More broadly in EU-Asia connectivity, hubs in the Persian Gulf and in Turkey are using their geographical comparative advantage and alliances with airlines to develop and capture market share on the EU to Africa and Asian markets. This has seen a large increase in the share of routes from Europe’s 5 largest hubs that are now competed by the Persian Gulf and Istanbul hub airports.
Meanwhile, back in Europe, key airline groups have been making headlines for their strategic priorities.
That One Big Customer Effect
Another recent example of more local hub competition is Lufthansa’s strategy for the deployment of some of its flagship aircraft. Frankfurt Airport and Munich Airport both have the same hub customer accounting for more than 2/3 of their traffic. At Frankfurt, the Lufthansa Group has 65.5% of all traffic, and at Munich the Lufthansa Group has 68.3% of all traffic (May 2018-April 2019 season, OAG).

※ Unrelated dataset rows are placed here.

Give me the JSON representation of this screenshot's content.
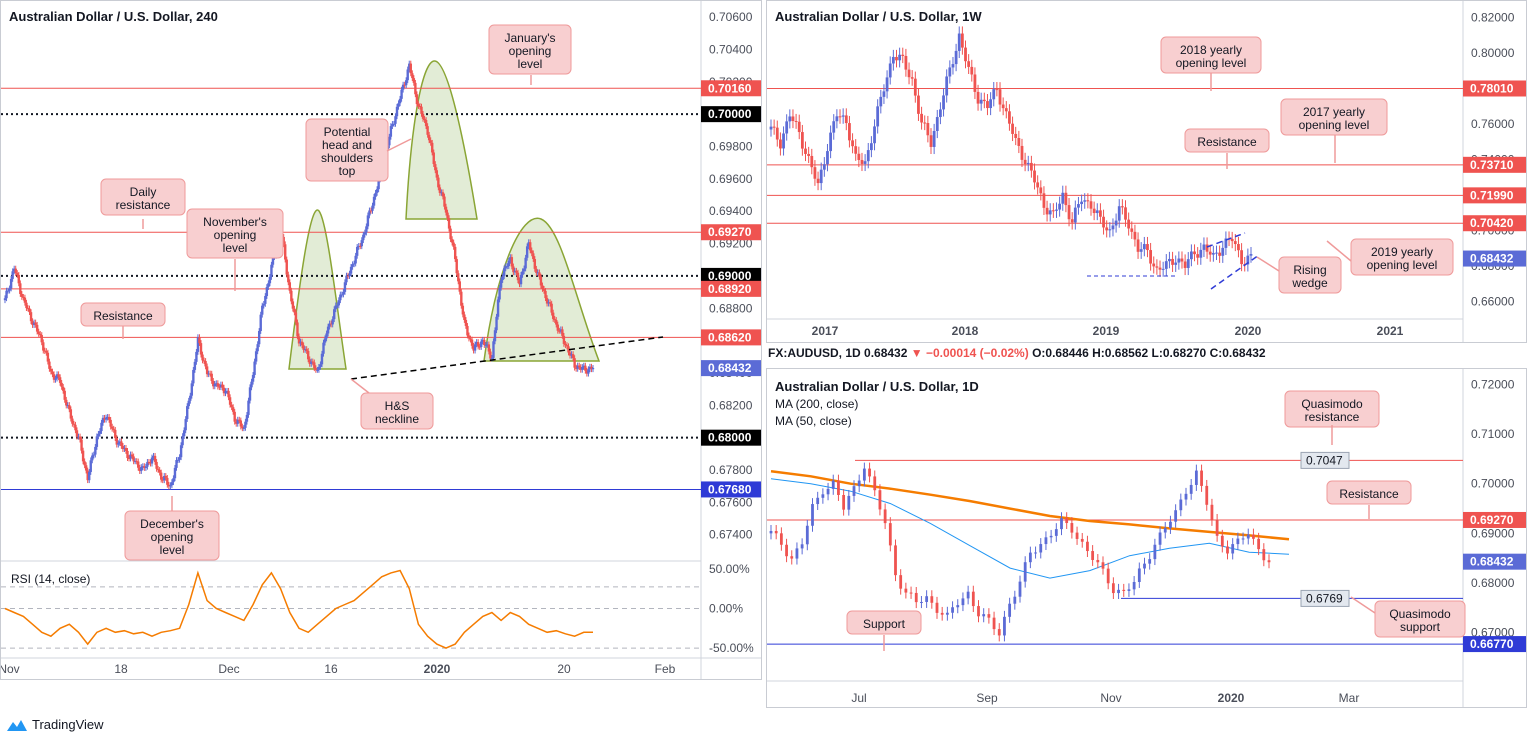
{
  "app": {
    "brand": "TradingView"
  },
  "panels": {
    "p240": {
      "title": "Australian Dollar / U.S. Dollar, 240",
      "rsi_label": "RSI (14, close)"
    },
    "p1w": {
      "title": "Australian Dollar / U.S. Dollar, 1W"
    },
    "p1d": {
      "title": "Australian Dollar / U.S. Dollar, 1D",
      "ma200": "MA (200, close)",
      "ma50": "MA (50, close)",
      "ohlc": {
        "symbol": "FX:AUDUSD, 1D",
        "last": "0.68432",
        "change": "▼ −0.00014 (−0.02%)",
        "o": "O:0.68446",
        "h": "H:0.68562",
        "l": "L:0.68270",
        "c": "C:0.68432"
      }
    }
  },
  "colors": {
    "up": "#5b6bd6",
    "down": "#ef5350",
    "level": "#ef5350",
    "support": "#2f3bd6",
    "ma200": "#f57c00",
    "ma50": "#2196f3",
    "rsi": "#f57c00",
    "pattern": "#8aa535",
    "callout_bg": "#f8cfd0",
    "callout_border": "#ef9a9a"
  },
  "chart_data": [
    {
      "type": "line",
      "panel": "p240",
      "title": "Australian Dollar / U.S. Dollar, 240",
      "ylim": [
        0.6725,
        0.7065
      ],
      "y_ticks": [
        "0.70600",
        "0.70400",
        "0.70200",
        "0.70000",
        "0.69800",
        "0.69600",
        "0.69400",
        "0.69200",
        "0.69000",
        "0.68800",
        "0.68600",
        "0.68400",
        "0.68200",
        "0.68000",
        "0.67800",
        "0.67600",
        "0.67400"
      ],
      "x_ticks": [
        "Nov",
        "18",
        "Dec",
        "16",
        "2020",
        "20",
        "Feb"
      ],
      "series": [
        {
          "values": [
            0.6885,
            0.6905,
            0.6885,
            0.6872,
            0.686,
            0.684,
            0.6835,
            0.6815,
            0.68,
            0.6775,
            0.68,
            0.6815,
            0.68,
            0.6792,
            0.6786,
            0.678,
            0.6788,
            0.6776,
            0.677,
            0.679,
            0.6822,
            0.686,
            0.684,
            0.6832,
            0.683,
            0.6812,
            0.6805,
            0.684,
            0.688,
            0.6905,
            0.693,
            0.689,
            0.686,
            0.685,
            0.684,
            0.6865,
            0.688,
            0.6895,
            0.691,
            0.6925,
            0.6945,
            0.6965,
            0.699,
            0.701,
            0.703,
            0.7005,
            0.699,
            0.696,
            0.694,
            0.691,
            0.687,
            0.6855,
            0.686,
            0.685,
            0.69,
            0.691,
            0.6895,
            0.692,
            0.69,
            0.6885,
            0.687,
            0.6858,
            0.6845,
            0.6842,
            0.6843
          ]
        }
      ],
      "levels": [
        {
          "price": 0.7016,
          "label": "0.70160",
          "style": "red"
        },
        {
          "price": 0.7,
          "label": "0.70000",
          "style": "dotted"
        },
        {
          "price": 0.6927,
          "label": "0.69270",
          "style": "red"
        },
        {
          "price": 0.69,
          "label": "0.69000",
          "style": "dotted"
        },
        {
          "price": 0.6892,
          "label": "0.68920",
          "style": "red"
        },
        {
          "price": 0.6862,
          "label": "0.68620",
          "style": "red"
        },
        {
          "price": 0.6843,
          "label": "0.68432",
          "style": "current"
        },
        {
          "price": 0.68,
          "label": "0.68000",
          "style": "dotted"
        },
        {
          "price": 0.6768,
          "label": "0.67680",
          "style": "blue"
        }
      ],
      "annotations": [
        "January's opening level",
        "Potential head and shoulders top",
        "Daily resistance",
        "November's opening level",
        "Resistance",
        "H&S neckline",
        "December's opening level"
      ],
      "rsi": {
        "label": "RSI (14, close)",
        "ylim": [
          -60,
          60
        ],
        "y_ticks": [
          "50.00%",
          "0.00%",
          "-50.00%"
        ],
        "values": [
          0,
          -5,
          -10,
          -20,
          -30,
          -35,
          -25,
          -20,
          -30,
          -45,
          -30,
          -25,
          -30,
          -28,
          -32,
          -30,
          -35,
          -30,
          -28,
          -25,
          5,
          45,
          10,
          0,
          -5,
          -10,
          -15,
          5,
          30,
          45,
          25,
          -5,
          -25,
          -30,
          -20,
          -10,
          0,
          5,
          10,
          20,
          30,
          40,
          45,
          48,
          25,
          -20,
          -35,
          -45,
          -50,
          -45,
          -30,
          -20,
          -10,
          -5,
          -15,
          -5,
          -10,
          -20,
          -25,
          -30,
          -28,
          -32,
          -35,
          -30,
          -30
        ]
      }
    },
    {
      "type": "line",
      "panel": "p1w",
      "title": "Australian Dollar / U.S. Dollar, 1W",
      "ylim": [
        0.6525,
        0.8215
      ],
      "y_ticks": [
        "0.82000",
        "0.80000",
        "0.78000",
        "0.76000",
        "0.74000",
        "0.72000",
        "0.70000",
        "0.68000",
        "0.66000"
      ],
      "x_ticks": [
        "2017",
        "2018",
        "2019",
        "2020",
        "2021"
      ],
      "series": [
        {
          "values": [
            0.757,
            0.75,
            0.765,
            0.755,
            0.74,
            0.725,
            0.748,
            0.765,
            0.762,
            0.74,
            0.738,
            0.76,
            0.78,
            0.8,
            0.795,
            0.785,
            0.76,
            0.75,
            0.77,
            0.79,
            0.81,
            0.79,
            0.775,
            0.77,
            0.78,
            0.765,
            0.75,
            0.74,
            0.728,
            0.715,
            0.708,
            0.72,
            0.705,
            0.718,
            0.715,
            0.705,
            0.7,
            0.712,
            0.704,
            0.69,
            0.688,
            0.678,
            0.68,
            0.685,
            0.68,
            0.688,
            0.69,
            0.685,
            0.692,
            0.695,
            0.684,
            0.684
          ]
        }
      ],
      "levels": [
        {
          "price": 0.7801,
          "label": "0.78010",
          "style": "red"
        },
        {
          "price": 0.7371,
          "label": "0.73710",
          "style": "red"
        },
        {
          "price": 0.7199,
          "label": "0.71990",
          "style": "red"
        },
        {
          "price": 0.7042,
          "label": "0.70420",
          "style": "red"
        },
        {
          "price": 0.6843,
          "label": "0.68432",
          "style": "current"
        }
      ],
      "annotations": [
        "2018 yearly opening level",
        "2017 yearly opening level",
        "Resistance",
        "2019 yearly opening level",
        "Rising wedge"
      ]
    },
    {
      "type": "line",
      "panel": "p1d",
      "title": "Australian Dollar / U.S. Dollar, 1D",
      "ylim": [
        0.6655,
        0.7215
      ],
      "y_ticks": [
        "0.72000",
        "0.71000",
        "0.70000",
        "0.69000",
        "0.68000",
        "0.67000"
      ],
      "x_ticks": [
        "Jul",
        "Sep",
        "Nov",
        "2020",
        "Mar"
      ],
      "series": [
        {
          "name": "MA (200, close)",
          "values": [
            0.7025,
            0.7015,
            0.7,
            0.699,
            0.6978,
            0.6965,
            0.695,
            0.6935,
            0.6925,
            0.6918,
            0.691,
            0.6903,
            0.6896,
            0.6888
          ]
        },
        {
          "name": "MA (50, close)",
          "values": [
            0.701,
            0.7,
            0.6985,
            0.696,
            0.692,
            0.6875,
            0.683,
            0.681,
            0.6825,
            0.6855,
            0.687,
            0.688,
            0.6862,
            0.6858
          ]
        },
        {
          "name": "price",
          "values": [
            0.69,
            0.688,
            0.685,
            0.688,
            0.695,
            0.699,
            0.7,
            0.695,
            0.699,
            0.704,
            0.698,
            0.692,
            0.682,
            0.678,
            0.676,
            0.677,
            0.675,
            0.673,
            0.676,
            0.678,
            0.674,
            0.672,
            0.67,
            0.676,
            0.68,
            0.686,
            0.688,
            0.69,
            0.692,
            0.691,
            0.688,
            0.685,
            0.682,
            0.679,
            0.678,
            0.68,
            0.684,
            0.688,
            0.691,
            0.694,
            0.699,
            0.702,
            0.696,
            0.689,
            0.687,
            0.688,
            0.69,
            0.687,
            0.6843
          ]
        }
      ],
      "levels": [
        {
          "price": 0.7047,
          "label": "0.7047",
          "style": "red-thin"
        },
        {
          "price": 0.6927,
          "label": "0.69270",
          "style": "red"
        },
        {
          "price": 0.6843,
          "label": "0.68432",
          "style": "current"
        },
        {
          "price": 0.6769,
          "label": "0.6769",
          "style": "blue-thin"
        },
        {
          "price": 0.6677,
          "label": "0.66770",
          "style": "blue"
        }
      ],
      "annotations": [
        "Quasimodo resistance",
        "Resistance",
        "Quasimodo support",
        "Support"
      ]
    }
  ]
}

In June 2017, Lufthansa announced that it would move 5 of its A380s, from Frankfurt to Munich. The AFP quoted a Lufthansa spokesperson saying, “growth will happen where the best conditions are, and costs are of course a factor.”
This came in the wake Lufthansa’s previous decision to base its A350 aircraft, the newest Airbus long-haul aircraft, at Munich Airport, rather than Frankfurt.
A press release from the Lufthansa Group in September 2018 spells out the pressure, directly stating, “Our multi-hub system […] makes it possible for us to react to changing conditions with extreme speed and flexibility. Our key factors are quality, efficiency and cost effectiveness.”
And even more interestingly, in their recent own Policy Brief newsletter, Lufthansa also explained the hub competition phenomenon by spelling out the hub airports competing with each other on a routing between Berlin and Bangkok.
The ‘one big customer effect’ is pervasive. At Europe’s hubs and large airports, the dominant airline group controls on average 54.2% of all departing flights. When a business is so reliant on one customer, its development, quality and prices all become heavily influenced by that customer.
Recent market research revealed that last year, the Top 5 biggest airlines in Europe crossed the threshold of holding 50% of the market – another indication of which part of the air transport sector really holds the cards.